Environ 1,7 million de personnes vivent avec une perte de membre chaque année aux États-Unis, et la grande majorité ressent des sensations de membre fantôme commençant dans les jours et les semaines qui suivent l’amputation. Pour beaucoup, la douleur peut être sévère et difficile à traiter en utilisant les thérapies existantes. Ce fut certainement le cas de Lin, qui a essayé les opioïdes, le cannabis et le médicament contre la douleur nerveuse Prégabaline avant d’expérimenter la psilocybine. Bien que le nouvel essai n’inclue pas de retour visuel en miroir, son succès pourrait toujours pointer vers une nouvelle option potentiellement bouleversante pour des millions de personnes souffrant de cette maladie débilitante.

Réinitialiser le cerveau

« De toutes les affections douloureuses chroniques, la douleur des membres fantômes est l’une des rares à être à peu près un phénomène de douleur purement central », a déclaré Joel Castellanos, médecin spécialiste de la douleur à l’UCSD et sous-investigateur de l’essai ainsi que auteur principal de l’examen 2020. « La douleur vient d’une dissonance entre le manque d’apport des nerfs dans la zone du cerveau qui représente la zone qui n’est plus là », a déclaré Castellanos au Project CBD.

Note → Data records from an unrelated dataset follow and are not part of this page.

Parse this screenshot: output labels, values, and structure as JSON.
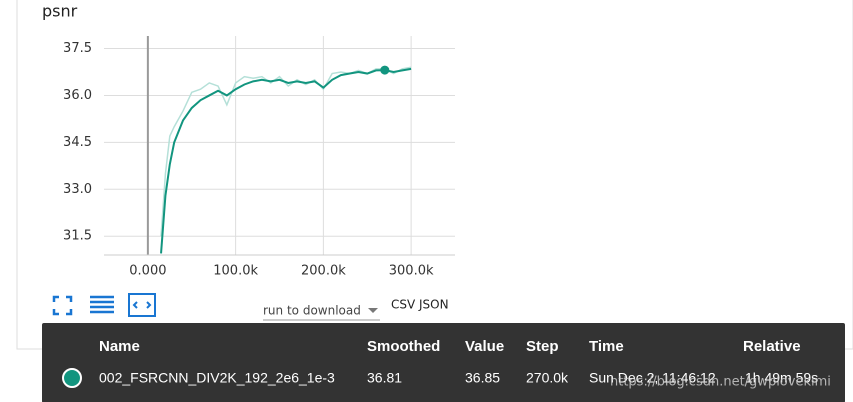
{
  "chart_data": {
    "type": "line",
    "title": "psnr",
    "x": [
      15000,
      20000,
      25000,
      30000,
      40000,
      50000,
      60000,
      70000,
      80000,
      90000,
      100000,
      110000,
      120000,
      130000,
      140000,
      150000,
      160000,
      170000,
      180000,
      190000,
      200000,
      210000,
      220000,
      230000,
      240000,
      250000,
      260000,
      270000,
      280000,
      290000,
      300000
    ],
    "series": [
      {
        "color": "#12957f",
        "values": [
          30.95,
          32.8,
          33.8,
          34.5,
          35.2,
          35.6,
          35.85,
          36.0,
          36.15,
          36.0,
          36.2,
          36.35,
          36.45,
          36.5,
          36.45,
          36.5,
          36.4,
          36.45,
          36.4,
          36.45,
          36.25,
          36.5,
          36.65,
          36.7,
          36.75,
          36.7,
          36.8,
          36.81,
          36.75,
          36.8,
          36.85
        ]
      },
      {
        "color": "#b5e0d8",
        "values": [
          31.5,
          33.5,
          34.7,
          35.0,
          35.5,
          36.1,
          36.2,
          36.4,
          36.3,
          35.7,
          36.4,
          36.6,
          36.55,
          36.6,
          36.4,
          36.6,
          36.3,
          36.5,
          36.35,
          36.5,
          36.2,
          36.7,
          36.75,
          36.7,
          36.8,
          36.7,
          36.85,
          36.85,
          36.7,
          36.85,
          36.9
        ]
      }
    ],
    "xlim": [
      -50000,
      350000
    ],
    "xticks": [
      {
        "value": 0,
        "label": "0.000"
      },
      {
        "value": 100000,
        "label": "100.0k"
      },
      {
        "value": 200000,
        "label": "200.0k"
      },
      {
        "value": 300000,
        "label": "300.0k"
      }
    ],
    "ylim": [
      30.9,
      37.9
    ],
    "yticks": [
      {
        "value": 31.5,
        "label": "31.5"
      },
      {
        "value": 33,
        "label": "33.0"
      },
      {
        "value": 34.5,
        "label": "34.5"
      },
      {
        "value": 36,
        "label": "36.0"
      },
      {
        "value": 37.5,
        "label": "37.5"
      }
    ],
    "grid": true,
    "highlight_index": 27
  },
  "controls": {
    "download": "run to download",
    "csv": "CSV",
    "json": "JSON"
  },
  "tooltip": {
    "headers": [
      "Name",
      "Smoothed",
      "Value",
      "Step",
      "Time",
      "Relative"
    ],
    "row": [
      "002_FSRCNN_DIV2K_192_2e6_1e-3",
      "36.81",
      "36.85",
      "270.0k",
      "Sun Dec 2, 11:46:12",
      "1h 49m 59s"
    ]
  },
  "watermark": "https://blog.csdn.net/gwplovekimi"
}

Il s’agira du premier essai clinique randomisé contrôlé par placebo examinant l’innocuité et l’efficacité du traitement de la douleur des membres fantômes avec la psilocybine.

La façon dont la psilocybine peut aider à « réaligner la représentation du corps du cerveau » et ainsi étouffer la douleur, n’est pas différente de la façon dont elle peut être utilisée pour aider à traiter l’anxiété, la dépression, les troubles de l’alimentation et d’autres problèmes neuropathiques chroniques. ou « maladies du système nerveux central », a déclaré Castellanos.

« Notre cerveau entre dans ces schémas de tir qui sont inadaptés et pathologiques, et en utilisant des psychédéliques comme bouton de réinitialisation, il réinitialise la capacité du cerveau à tirer d’une manière plus saine et plus efficace », a-t-il expliqué. « Plus les patients sont longtemps dans ces états pathologiques, plus ces voies neuronales sont fermes… [T]L’idée de quelque chose capable de réinitialiser ces voies mérite d’être explorée plus avant.

Nate Seltenrich, journaliste scientifique indépendant basé dans la région de la baie de San Francisco, couvre un large éventail de sujets, notamment la santé environnementale, les neurosciences et la pharmacologie.